Several pages will process just fine until it gets to the end of page 4. I then get the following error in the command prompt and there are no subsequent pages read:

(surya) PS C:\Users\myself\Desktop\WebSearchExtension> surya_ocr webpage.pdf --results_dir C:\Users\myself\Desktop\WebSearchExtension --langs hi,en C:\Users\myself\miniconda3\envs\surya\lib\site-packages\transformers\utils\generic.py:441: UserWarning: torch.utils._pytree._register_pytree_node is deprecated. Please use torch.utils._pytree.register_pytree_node instead. _torch_pytree._register_pytree_node( C:\Users\myself\miniconda3\envs\surya\lib\site-packages\transformers\utils\generic.py:309: UserWarning: torch.utils._pytree._register_pytree_node is deprecated. Please use torch.utils._pytree.register_pytree_node instead. _torch_pytree._register_pytree_node( Loading detection model vikp/surya_det on device cuda with dtype torch.float16 Loading recognition model vikp/surya_rec on device cuda with dtype torch.float16 Detecting bboxes: 100%|██████████████████████████████████████████████████████████████████| 1/1 [00:00<00:00, 1.38it/s] Recognizing Text: 0%| | 0/1 [00:00<?, ?it/s]C:\Users\myself\miniconda3\envs\surya\lib\site-packages\transformers\generation\utils.py:1518: UserWarning: You have modified the pretrained model configuration to control generation. This is a deprecated strategy to control generation and will be removed soon, in a future version. Please use and modify the model generation configuration (see https://huggingface.co/docs/transformers/generation_strategies#default-text-generation-configuration ) warnings.warn( Recognizing Text: 100%|██████████████████████████████████████████████████████████████████| 1/1 [00:03<00:00, 3.96s/it] Traceback (most recent call last): File "C:\Users\myself\miniconda3\envs\surya\lib\runpy.py", line 196, in _run_module_as_main return _run_code(code, main_globals, None, File "C:\Users\myself\miniconda3\envs\surya\lib\runpy.py", line 86, in _run_code exec(code, run_globals) File "C:\Users\myself\miniconda3\envs\surya\Scripts\surya_ocr.exe\__main__.py", line 7, in <module> File "C:\Users\myself\miniconda3\envs\surya\lib\site-packages\ocr_text.py", line 75, in main json.dump(out_preds, f, ensure_ascii=False) File "C:\Users\myself\miniconda3\envs\surya\lib\json\__init__.py", line 180, in dump fp.write(chunk) File "C:\Users\myself\miniconda3\envs\surya\lib\encodings\cp1252.py", line 19, in encode return codecs.charmap_encode(input,self.errors,encoding_table)[0] UnicodeEncodeError: 'charmap' codec can't encode character '\u25aa' in position 1: character maps to <undefined>

Thanks again, I have tried a lot of OCR models and this one works well!

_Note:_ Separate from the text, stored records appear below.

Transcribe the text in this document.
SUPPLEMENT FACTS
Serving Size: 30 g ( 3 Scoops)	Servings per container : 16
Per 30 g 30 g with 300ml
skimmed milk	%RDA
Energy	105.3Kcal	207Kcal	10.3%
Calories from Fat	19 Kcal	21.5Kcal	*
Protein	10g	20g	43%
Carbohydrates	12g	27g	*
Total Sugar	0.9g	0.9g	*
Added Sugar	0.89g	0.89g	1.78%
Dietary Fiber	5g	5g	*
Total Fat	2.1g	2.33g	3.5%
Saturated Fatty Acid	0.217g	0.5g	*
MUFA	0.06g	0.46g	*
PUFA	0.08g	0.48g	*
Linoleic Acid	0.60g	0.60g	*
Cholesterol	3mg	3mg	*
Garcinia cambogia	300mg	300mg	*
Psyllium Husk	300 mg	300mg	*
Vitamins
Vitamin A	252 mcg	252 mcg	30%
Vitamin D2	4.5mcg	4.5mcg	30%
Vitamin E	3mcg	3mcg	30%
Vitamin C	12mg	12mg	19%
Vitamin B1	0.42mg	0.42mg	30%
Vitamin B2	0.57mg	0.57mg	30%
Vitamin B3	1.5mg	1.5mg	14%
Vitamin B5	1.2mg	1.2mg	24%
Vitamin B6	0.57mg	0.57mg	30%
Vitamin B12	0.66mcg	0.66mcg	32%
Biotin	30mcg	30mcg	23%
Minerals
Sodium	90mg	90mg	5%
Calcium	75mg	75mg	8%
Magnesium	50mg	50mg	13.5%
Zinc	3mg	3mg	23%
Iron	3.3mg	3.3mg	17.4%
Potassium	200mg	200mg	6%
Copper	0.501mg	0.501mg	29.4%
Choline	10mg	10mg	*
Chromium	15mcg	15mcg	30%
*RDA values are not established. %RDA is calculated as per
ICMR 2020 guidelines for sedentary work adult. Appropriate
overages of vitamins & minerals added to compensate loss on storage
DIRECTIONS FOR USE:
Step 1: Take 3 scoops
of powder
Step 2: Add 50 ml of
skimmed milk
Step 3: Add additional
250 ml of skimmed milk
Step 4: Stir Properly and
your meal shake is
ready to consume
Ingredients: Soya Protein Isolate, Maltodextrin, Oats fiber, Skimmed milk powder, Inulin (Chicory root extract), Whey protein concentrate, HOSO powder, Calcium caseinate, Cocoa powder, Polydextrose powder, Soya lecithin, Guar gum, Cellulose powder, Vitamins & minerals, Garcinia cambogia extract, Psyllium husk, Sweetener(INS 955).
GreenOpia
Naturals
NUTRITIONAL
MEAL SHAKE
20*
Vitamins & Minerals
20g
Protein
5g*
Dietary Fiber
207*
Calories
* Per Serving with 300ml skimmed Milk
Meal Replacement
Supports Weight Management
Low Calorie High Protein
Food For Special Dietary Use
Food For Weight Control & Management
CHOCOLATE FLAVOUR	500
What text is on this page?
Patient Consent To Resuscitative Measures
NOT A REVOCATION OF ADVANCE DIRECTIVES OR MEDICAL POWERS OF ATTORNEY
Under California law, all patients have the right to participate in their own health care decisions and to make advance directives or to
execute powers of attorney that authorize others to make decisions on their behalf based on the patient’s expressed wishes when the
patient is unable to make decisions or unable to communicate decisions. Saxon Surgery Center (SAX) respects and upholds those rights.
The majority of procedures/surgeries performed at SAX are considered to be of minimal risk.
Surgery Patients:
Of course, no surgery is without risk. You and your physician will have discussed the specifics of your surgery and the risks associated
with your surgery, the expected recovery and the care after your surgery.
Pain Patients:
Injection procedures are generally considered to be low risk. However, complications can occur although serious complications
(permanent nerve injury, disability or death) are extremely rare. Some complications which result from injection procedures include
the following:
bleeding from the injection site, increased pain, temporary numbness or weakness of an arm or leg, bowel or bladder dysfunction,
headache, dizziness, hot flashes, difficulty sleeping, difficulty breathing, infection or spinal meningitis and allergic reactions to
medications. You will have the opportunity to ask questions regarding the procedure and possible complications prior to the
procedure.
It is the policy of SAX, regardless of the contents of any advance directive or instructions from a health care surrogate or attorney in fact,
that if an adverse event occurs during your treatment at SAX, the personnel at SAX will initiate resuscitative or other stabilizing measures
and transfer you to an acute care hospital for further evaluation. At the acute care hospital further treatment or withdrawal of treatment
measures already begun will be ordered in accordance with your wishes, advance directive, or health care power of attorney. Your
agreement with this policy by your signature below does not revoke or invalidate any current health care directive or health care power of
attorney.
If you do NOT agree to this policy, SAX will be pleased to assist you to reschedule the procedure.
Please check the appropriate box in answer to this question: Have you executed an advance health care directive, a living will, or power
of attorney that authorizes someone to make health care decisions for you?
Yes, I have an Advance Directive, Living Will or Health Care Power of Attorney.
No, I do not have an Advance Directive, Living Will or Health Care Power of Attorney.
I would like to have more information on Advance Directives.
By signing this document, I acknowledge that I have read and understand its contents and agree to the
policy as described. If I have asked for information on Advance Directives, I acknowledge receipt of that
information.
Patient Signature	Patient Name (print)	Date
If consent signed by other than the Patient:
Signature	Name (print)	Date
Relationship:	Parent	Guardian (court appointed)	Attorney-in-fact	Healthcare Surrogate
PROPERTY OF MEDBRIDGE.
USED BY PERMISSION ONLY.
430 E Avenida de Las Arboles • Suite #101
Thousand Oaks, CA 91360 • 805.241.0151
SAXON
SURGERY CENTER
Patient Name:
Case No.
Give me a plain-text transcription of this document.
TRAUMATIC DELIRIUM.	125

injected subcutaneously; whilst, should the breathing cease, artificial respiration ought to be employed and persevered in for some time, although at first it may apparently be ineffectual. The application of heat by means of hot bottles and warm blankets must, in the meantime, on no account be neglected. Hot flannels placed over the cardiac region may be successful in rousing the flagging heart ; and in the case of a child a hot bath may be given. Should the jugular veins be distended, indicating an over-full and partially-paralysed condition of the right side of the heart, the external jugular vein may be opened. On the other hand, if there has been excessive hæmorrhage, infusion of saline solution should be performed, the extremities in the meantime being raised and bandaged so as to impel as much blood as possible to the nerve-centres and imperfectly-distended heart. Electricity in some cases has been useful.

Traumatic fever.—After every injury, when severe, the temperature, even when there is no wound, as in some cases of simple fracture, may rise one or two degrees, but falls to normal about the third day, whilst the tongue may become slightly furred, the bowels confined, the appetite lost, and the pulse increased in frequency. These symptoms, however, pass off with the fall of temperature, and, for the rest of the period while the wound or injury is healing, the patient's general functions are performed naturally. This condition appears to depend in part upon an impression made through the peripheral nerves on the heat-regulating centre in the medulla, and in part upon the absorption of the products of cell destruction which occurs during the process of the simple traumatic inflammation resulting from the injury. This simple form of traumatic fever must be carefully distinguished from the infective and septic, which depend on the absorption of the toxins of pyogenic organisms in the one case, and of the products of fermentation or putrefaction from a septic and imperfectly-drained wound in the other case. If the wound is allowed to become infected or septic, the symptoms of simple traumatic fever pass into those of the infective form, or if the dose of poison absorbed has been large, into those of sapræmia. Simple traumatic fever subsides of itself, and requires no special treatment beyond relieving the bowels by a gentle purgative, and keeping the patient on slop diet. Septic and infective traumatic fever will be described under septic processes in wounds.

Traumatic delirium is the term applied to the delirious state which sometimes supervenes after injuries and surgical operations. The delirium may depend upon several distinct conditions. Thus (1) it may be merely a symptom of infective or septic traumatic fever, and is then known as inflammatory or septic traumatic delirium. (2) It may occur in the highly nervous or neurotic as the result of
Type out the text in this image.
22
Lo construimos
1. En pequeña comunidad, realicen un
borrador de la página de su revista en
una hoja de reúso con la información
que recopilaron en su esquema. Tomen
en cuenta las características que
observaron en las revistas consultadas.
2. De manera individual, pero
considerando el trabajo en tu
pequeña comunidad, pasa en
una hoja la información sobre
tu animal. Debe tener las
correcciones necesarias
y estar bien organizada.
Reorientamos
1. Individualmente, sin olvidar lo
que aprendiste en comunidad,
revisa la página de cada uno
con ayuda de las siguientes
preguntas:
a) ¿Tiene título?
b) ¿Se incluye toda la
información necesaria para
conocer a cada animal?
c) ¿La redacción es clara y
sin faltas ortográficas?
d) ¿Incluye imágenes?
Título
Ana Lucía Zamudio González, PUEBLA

VikParuchuri commented 6 months ago

Try changing line 74 in C:\Users\myself\miniconda3\envs\surya\lib\site-packages\ocr_text.py to:

with open(os.path.join(result_path, "results.json"), "w+", encoding="utf-8") as f:

(add the encoding = utf-8). I think your system defaults to another encoding, which is causing issues.

If this works for you, I'll make a fix to the code.

RandomInternetPreson commented 6 months ago

Frick! Worked perfectly <3 Thank you!

Again really great stuff! This is a great OCR model!!!